Champagne Canard-Duchêne and XL Airways © Anne Haack for WhereNYC

“It was the consecration of the unity of France,” explained French Senate Chairman Henri Martin of this holiday’s genesis and importance in his 1880 address to the Senate. Indeed, the Storming of the Bastille fortress – a symbol of royal authority and its abuses – on July 14th in 1789 had proved a turning point in the French Revolution, and on July 14th the following year Bastille Day was a celebration of peace. Finally in 1880 July 14th was voted an annual national holiday for the Republic and today is met with celebrations around the world. Earlier in the day even the Trumps and the Macrons cemented a new and perhaps unlikely friendship in Paris over dinner at the Eiffel Tower’s Jules Verne restaurant.

The Statue of Liberty – which had been merely a distant apparition if not notably curtained by clouds thus far – emerged in all her lighted glory. © Anne Haack for WhereNYC

Flash back to the river cruise celebration in New York: a photo booth, a raffle for XL Airways tickets to Paris, music, and air conditioning graced the middle deck, leaving the top deck as open air for those who wanted to take in the views and quieter night. The crew served dinner on the bottom deck, and the two bars offered bottle service, flutes by the glass, as well as cocktails. Wine was curiously limited to a French rose.

The ship motored north along the Hudson before turning around to head south. It tucked around a cloud-encased lower Manhattan, up the East River by DUMBO, and continued north beneath the Brooklyn Bridge, eventually U-turning to head south again.

Red, white, and blue bedecked revelers boarded a ship to celebrate Bastille Day with a three-hour cruise around Manhattan. © Anne Haack for WhereNYC

This time the ship kept motoring south beyond the island, and suddenly a hush could be heard amongst the revelers. Through the gauzy twilight that had given way to a thick and dark humid night, the Statue of Liberty – which had been merely a distant apparition if not notably curtained by clouds thus far – emerged in all her lighted glory. (The copper statue was a gift from the people of France to the people of the United States in the late 1800s.) Francophiles sipping French bubbles put down their glasses and walked to the stern, gazing upon Lady Liberty as though mesmerized. The shipped stopped for a spell, and for one languorously magic moment it felt like silent night.

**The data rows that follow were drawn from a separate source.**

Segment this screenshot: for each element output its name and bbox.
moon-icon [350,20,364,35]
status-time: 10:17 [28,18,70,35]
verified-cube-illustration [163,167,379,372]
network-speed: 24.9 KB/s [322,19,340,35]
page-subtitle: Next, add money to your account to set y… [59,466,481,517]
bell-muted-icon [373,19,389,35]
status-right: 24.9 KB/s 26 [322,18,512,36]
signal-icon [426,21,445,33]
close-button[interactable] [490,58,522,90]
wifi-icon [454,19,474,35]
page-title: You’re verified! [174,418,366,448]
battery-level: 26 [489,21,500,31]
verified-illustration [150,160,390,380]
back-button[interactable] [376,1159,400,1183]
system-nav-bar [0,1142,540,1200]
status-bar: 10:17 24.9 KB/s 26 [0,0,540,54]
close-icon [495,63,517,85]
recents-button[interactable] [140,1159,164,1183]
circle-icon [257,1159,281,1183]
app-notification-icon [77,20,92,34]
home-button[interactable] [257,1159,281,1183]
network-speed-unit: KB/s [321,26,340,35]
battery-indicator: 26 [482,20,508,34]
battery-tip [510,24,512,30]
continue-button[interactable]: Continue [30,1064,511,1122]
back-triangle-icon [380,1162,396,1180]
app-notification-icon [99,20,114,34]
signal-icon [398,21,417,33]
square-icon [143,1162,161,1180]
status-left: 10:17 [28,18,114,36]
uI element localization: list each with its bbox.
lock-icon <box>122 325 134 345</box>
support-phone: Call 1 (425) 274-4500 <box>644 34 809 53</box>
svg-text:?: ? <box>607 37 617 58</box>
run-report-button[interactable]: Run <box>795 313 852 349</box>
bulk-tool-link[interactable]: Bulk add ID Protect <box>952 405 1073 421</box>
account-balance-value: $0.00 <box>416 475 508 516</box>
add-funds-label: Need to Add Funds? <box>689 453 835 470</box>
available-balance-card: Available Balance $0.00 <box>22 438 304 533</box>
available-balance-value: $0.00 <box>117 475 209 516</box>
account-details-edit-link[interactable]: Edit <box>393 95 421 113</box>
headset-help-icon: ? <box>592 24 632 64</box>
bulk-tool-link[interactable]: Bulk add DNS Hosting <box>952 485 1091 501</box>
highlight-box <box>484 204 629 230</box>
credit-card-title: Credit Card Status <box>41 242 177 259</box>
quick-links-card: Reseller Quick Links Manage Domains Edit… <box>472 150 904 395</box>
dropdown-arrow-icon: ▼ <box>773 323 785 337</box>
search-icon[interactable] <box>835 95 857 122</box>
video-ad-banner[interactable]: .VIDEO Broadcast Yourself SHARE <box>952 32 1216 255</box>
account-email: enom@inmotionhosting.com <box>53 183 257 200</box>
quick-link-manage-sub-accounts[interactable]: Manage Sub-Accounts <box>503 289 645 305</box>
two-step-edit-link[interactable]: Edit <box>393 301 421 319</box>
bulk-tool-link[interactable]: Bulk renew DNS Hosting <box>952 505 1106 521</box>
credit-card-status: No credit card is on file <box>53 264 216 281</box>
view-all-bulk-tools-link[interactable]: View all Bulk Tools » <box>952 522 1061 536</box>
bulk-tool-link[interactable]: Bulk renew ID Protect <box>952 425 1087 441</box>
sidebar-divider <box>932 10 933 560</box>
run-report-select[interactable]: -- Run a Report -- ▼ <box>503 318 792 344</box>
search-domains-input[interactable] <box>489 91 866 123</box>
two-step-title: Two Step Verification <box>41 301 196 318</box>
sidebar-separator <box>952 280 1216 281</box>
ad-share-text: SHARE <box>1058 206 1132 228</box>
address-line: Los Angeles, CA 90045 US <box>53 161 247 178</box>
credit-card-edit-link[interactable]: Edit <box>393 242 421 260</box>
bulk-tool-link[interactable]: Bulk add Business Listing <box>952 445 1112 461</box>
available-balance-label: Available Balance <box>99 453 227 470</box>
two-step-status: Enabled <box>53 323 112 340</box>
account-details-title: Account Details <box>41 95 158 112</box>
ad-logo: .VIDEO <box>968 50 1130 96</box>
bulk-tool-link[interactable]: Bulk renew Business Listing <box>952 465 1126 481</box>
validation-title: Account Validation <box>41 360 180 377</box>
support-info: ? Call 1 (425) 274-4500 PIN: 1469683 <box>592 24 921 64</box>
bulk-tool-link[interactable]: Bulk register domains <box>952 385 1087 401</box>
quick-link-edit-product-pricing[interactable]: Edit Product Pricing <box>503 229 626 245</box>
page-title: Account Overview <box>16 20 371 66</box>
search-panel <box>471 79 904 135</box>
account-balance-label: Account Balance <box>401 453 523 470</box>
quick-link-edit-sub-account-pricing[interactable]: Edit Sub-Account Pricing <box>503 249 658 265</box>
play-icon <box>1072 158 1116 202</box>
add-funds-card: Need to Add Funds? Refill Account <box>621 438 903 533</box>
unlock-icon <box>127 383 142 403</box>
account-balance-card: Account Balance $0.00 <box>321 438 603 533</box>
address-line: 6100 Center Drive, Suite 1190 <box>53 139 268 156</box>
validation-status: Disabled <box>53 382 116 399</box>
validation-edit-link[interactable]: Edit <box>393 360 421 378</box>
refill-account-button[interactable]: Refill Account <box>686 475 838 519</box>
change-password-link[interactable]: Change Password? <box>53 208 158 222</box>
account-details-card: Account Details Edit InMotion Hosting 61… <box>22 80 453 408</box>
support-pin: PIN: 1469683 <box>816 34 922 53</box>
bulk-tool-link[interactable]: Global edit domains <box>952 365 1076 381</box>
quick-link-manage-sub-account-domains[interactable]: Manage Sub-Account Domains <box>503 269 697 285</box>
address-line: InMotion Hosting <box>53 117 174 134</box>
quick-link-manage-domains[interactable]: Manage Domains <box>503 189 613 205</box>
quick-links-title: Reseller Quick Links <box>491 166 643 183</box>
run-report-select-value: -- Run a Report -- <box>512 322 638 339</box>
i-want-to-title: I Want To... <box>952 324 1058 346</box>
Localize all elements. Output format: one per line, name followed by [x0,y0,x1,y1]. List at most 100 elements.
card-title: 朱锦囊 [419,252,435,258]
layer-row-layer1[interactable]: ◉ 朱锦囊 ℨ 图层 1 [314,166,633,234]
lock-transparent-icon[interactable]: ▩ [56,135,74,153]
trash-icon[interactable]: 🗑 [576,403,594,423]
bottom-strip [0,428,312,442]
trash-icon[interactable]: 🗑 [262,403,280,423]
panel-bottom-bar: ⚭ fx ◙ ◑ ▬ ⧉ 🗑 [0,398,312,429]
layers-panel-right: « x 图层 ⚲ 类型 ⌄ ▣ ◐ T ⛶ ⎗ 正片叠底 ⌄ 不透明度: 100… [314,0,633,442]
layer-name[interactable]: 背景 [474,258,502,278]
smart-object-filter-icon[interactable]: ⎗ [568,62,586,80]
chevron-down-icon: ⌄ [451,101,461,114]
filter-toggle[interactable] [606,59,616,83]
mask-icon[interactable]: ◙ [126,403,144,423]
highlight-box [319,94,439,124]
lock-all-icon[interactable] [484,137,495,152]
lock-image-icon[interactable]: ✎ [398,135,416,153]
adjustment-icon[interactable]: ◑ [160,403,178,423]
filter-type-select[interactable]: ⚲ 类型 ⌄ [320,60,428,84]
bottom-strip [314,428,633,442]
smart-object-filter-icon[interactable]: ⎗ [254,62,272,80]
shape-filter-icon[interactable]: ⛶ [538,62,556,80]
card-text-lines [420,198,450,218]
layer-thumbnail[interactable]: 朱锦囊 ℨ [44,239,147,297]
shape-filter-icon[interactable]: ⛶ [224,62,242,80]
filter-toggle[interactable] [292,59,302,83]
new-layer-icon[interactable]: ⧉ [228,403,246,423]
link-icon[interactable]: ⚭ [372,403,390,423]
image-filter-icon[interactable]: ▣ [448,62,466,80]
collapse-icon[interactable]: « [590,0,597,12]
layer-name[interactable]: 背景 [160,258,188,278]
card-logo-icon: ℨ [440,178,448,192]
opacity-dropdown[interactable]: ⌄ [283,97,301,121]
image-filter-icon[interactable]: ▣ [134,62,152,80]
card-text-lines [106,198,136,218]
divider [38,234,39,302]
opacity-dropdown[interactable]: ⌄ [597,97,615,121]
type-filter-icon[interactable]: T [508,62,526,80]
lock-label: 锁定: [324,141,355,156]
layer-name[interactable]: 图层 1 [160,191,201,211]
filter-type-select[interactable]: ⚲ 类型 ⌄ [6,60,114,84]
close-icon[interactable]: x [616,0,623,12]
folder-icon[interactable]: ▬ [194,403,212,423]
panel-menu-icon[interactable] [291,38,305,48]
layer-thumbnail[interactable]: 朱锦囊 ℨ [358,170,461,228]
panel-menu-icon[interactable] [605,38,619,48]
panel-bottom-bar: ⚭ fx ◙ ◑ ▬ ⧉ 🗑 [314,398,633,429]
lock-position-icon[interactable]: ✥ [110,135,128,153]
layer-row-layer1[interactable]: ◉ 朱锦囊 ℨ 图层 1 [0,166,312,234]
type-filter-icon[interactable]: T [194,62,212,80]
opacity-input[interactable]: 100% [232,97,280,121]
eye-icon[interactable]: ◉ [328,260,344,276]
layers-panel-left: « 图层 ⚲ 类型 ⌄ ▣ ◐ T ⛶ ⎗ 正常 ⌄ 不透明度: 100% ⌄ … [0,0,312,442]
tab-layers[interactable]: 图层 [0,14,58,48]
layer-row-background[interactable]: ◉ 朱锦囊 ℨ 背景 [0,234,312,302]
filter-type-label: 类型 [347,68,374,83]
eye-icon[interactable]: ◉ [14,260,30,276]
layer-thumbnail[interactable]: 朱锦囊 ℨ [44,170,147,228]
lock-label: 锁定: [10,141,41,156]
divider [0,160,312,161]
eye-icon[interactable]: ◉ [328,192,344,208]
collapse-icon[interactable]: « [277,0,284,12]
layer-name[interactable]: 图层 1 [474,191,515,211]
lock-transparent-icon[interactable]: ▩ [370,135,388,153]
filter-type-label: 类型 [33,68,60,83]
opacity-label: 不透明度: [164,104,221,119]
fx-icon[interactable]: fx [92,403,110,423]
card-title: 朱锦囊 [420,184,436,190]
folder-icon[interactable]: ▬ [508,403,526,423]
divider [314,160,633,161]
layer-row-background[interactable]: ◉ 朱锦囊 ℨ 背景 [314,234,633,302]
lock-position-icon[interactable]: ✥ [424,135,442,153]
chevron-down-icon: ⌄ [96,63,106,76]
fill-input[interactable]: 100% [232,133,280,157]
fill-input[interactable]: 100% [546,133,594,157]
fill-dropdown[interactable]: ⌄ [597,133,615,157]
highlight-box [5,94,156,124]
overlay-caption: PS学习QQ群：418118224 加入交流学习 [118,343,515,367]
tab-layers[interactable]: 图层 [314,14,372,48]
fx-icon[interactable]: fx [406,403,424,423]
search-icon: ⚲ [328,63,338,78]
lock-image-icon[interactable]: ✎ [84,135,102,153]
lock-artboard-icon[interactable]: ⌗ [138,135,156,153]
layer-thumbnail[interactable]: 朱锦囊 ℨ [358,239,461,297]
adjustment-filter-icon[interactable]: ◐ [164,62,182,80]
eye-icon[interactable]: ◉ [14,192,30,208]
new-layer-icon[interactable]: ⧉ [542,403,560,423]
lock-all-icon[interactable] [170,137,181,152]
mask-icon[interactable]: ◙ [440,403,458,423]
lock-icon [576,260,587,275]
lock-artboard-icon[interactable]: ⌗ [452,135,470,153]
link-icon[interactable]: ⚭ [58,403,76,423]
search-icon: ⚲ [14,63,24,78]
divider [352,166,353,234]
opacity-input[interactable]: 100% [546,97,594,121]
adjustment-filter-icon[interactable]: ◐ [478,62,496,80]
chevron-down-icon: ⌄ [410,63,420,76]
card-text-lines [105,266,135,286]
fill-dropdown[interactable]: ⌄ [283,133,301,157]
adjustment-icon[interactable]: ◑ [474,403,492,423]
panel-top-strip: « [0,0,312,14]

As the vessel headed back to Pier 40, Lady Liberty faded back into the fog. The party got thumping once again, with French Tuesdays’ CEO Pierre Battu selecting the raffle winners before the ship docked at 10 pm. Sated with rose and champagne, at least two merry revelers including yours truly trotted off the gangplank and made a beeline to the West Village, capping off Bastille Day celebrations at Buvette with charcuterie and a proper carafe of red wine – French red wine bien sûr.